Lost socks and dinosaurs
When my children were small, I often wondered where the single socks went after
they got lost in the washing machine.
As a resident grandmother for more than six years,
I found some time ago that the same mystery surrounded lost dummies. My then
three-year-old had sufficient dummies purchased for him to have cornered the
dummy market but inevitably at any one time there were only two to be found.
Sometimes we had a dummy crisis and couldn't find even one. So where are they?
They were not under the various beds or behind the various couches, they were
not with the bath toy collection or the box of animal figures. A mystery, up
there with crop circles.
Of course life being in some sort of balance most
of the time, there are other things which accumulated in their place.
Like dinosaurs – lots and lots and lots of
dinosaurs, large and small. Dinosaurs with unpronounceable names like
pachycephalosaurus although the youngest could manage that with ease when he
was not much more than three. And books and books about dinosaurs including an
encyclopaedia which was almost too heavy for him to lift. For a long time this
was the favoured night time reading and he insisted on paging through the
entire book.
The older boy began collecting other books (cue
grandma's soppy smile) and was happy to regale us with facts about the biggest,
highest, largest, fastest and so on things in the known universe – when he was
not playing Minecraft of course. He now plays Minecraft full time and
the facts-person is now the seven-year-old; when he needs to sit on the toot he
calls out to me to come for “fact time”.
In terms of kitchen paraphernalia, we have a
substantial collection of less than useful household gadgets like an orange
press which doesn't have the strength to press, a slow cooker which burns the
stew, a scent burner of unspeakable ugliness and a very small electric nut
chopper which can't.
We also have collections of other things like water
bottles, lunch boxes, broken toys, puzzles with bits missing (lots of these)
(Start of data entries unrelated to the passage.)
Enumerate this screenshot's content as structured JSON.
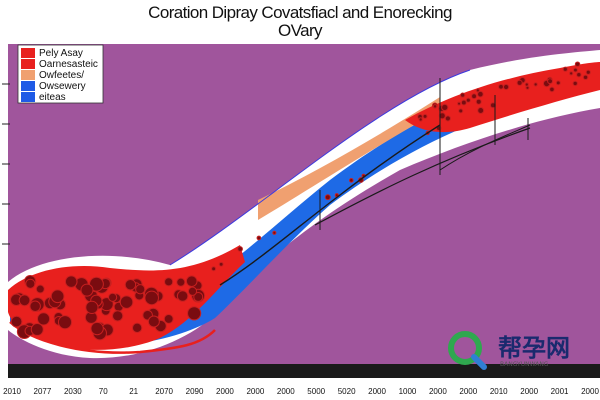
{
  "chart_data": {
    "type": "area",
    "title_line1": "Coration Dipray Covatsfiacl and Enorecking",
    "title_line2": "OVary",
    "x_tick_labels": [
      "2010",
      "2077",
      "2030",
      "70",
      "21",
      "2070",
      "2090",
      "2000",
      "2000",
      "2000",
      "5000",
      "5020",
      "2000",
      "1000",
      "2000",
      "2000",
      "2010",
      "2000",
      "2001",
      "2000"
    ],
    "legend": [
      {
        "label": "Pely Asay",
        "color": "#e8201e"
      },
      {
        "label": "Oarnesasteic",
        "color": "#e8201e"
      },
      {
        "label": "Owfeetes/",
        "color": "#f0a070"
      },
      {
        "label": "Owsewery",
        "color": "#1e5ae6"
      },
      {
        "label": "eiteas",
        "color": "#1e5ae6"
      }
    ],
    "colors": {
      "background": "#a0559c",
      "band_outer": "#ffffff",
      "band_red": "#e8201e",
      "band_blue": "#1e6ae6",
      "band_orange": "#f0a070",
      "dots": "#7a0c10",
      "line": "#1a1a1a"
    },
    "watermark": {
      "text": "帮孕网",
      "sub": "BANGYUNWANG",
      "icon": "magnifier-logo-icon"
    }
  }
}
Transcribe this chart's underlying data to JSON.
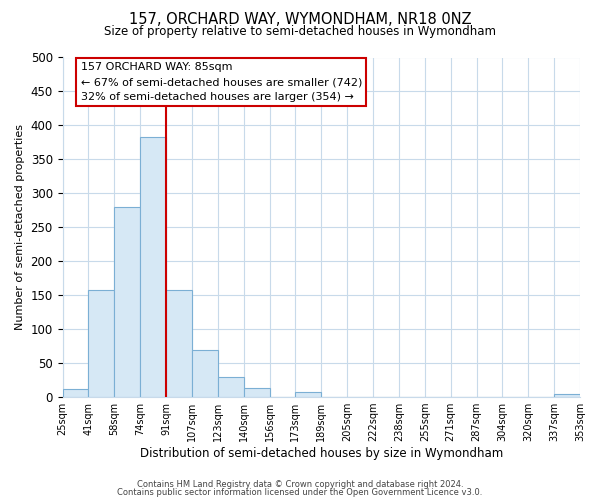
{
  "title": "157, ORCHARD WAY, WYMONDHAM, NR18 0NZ",
  "subtitle": "Size of property relative to semi-detached houses in Wymondham",
  "xlabel": "Distribution of semi-detached houses by size in Wymondham",
  "ylabel": "Number of semi-detached properties",
  "footer_lines": [
    "Contains HM Land Registry data © Crown copyright and database right 2024.",
    "Contains public sector information licensed under the Open Government Licence v3.0."
  ],
  "bin_labels": [
    "25sqm",
    "41sqm",
    "58sqm",
    "74sqm",
    "91sqm",
    "107sqm",
    "123sqm",
    "140sqm",
    "156sqm",
    "173sqm",
    "189sqm",
    "205sqm",
    "222sqm",
    "238sqm",
    "255sqm",
    "271sqm",
    "287sqm",
    "304sqm",
    "320sqm",
    "337sqm",
    "353sqm"
  ],
  "bar_heights": [
    12,
    157,
    280,
    383,
    158,
    70,
    30,
    14,
    0,
    7,
    0,
    0,
    0,
    0,
    0,
    0,
    0,
    0,
    0,
    4
  ],
  "bar_color": "#d6e8f5",
  "bar_edge_color": "#7bafd4",
  "annotation_title": "157 ORCHARD WAY: 85sqm",
  "annotation_line1": "← 67% of semi-detached houses are smaller (742)",
  "annotation_line2": "32% of semi-detached houses are larger (354) →",
  "annotation_box_color": "#ffffff",
  "annotation_box_edge_color": "#cc0000",
  "vline_color": "#cc0000",
  "ylim": [
    0,
    500
  ],
  "yticks": [
    0,
    50,
    100,
    150,
    200,
    250,
    300,
    350,
    400,
    450,
    500
  ],
  "background_color": "#ffffff",
  "grid_color": "#c8daea"
}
and “crystals” imagined from garden stones.
I used to collect 2L milk bottle screw tops for the
kindie's art supplies and still round up dead batteries to deposit in an
eco-friendly store's battery collection box.
And then there are screws, washers and nails which
accumulate in small numbers here and there leaving us to wonder what will fall
off for the want of a nail …
We also have several collections of screwdrivers,
Phillip’s head and regular, littered throughout the house including the kitchen
where frying pan handles need regular tightening.
And this is to say nothing about the clothing
mistakes, collected in bags to go to Vinnies or the Red Cross.
I have many collections in my sewing room. Let’s
start with patchwork fabric. I have two large bookcases packed with hundreds of
folded swatches of fabric in a kaleidoscope of colours. As I’ve said before, in
my next life I’m picking a cheaper hobby. As someone observed when I began to
patchwork, you take largish pieces of fabric, cut them up, then sew them back
together again. Put that way …
I also have a world class, gold medal winning
collection of coloured threads – wools and cottons and exotic threads spun from
second-hand saris. I have a lovely collection of beads, another of wools and a
small collection of raffia and string from my brief foray into basket making.
There is also an embarrassment of tin boxes which
once held Christmas cake or Danish butter biscuits, all of them filled with
unfinished embroidery or tapestry projects. Ah well, one day their day might
come …
Quote of the week from Chambers Dictionary of
Modern Quotations:
Of Gerald Ford in 1974. “A year ago he was unknown
throughout America, now he’s unknown throughout the world.”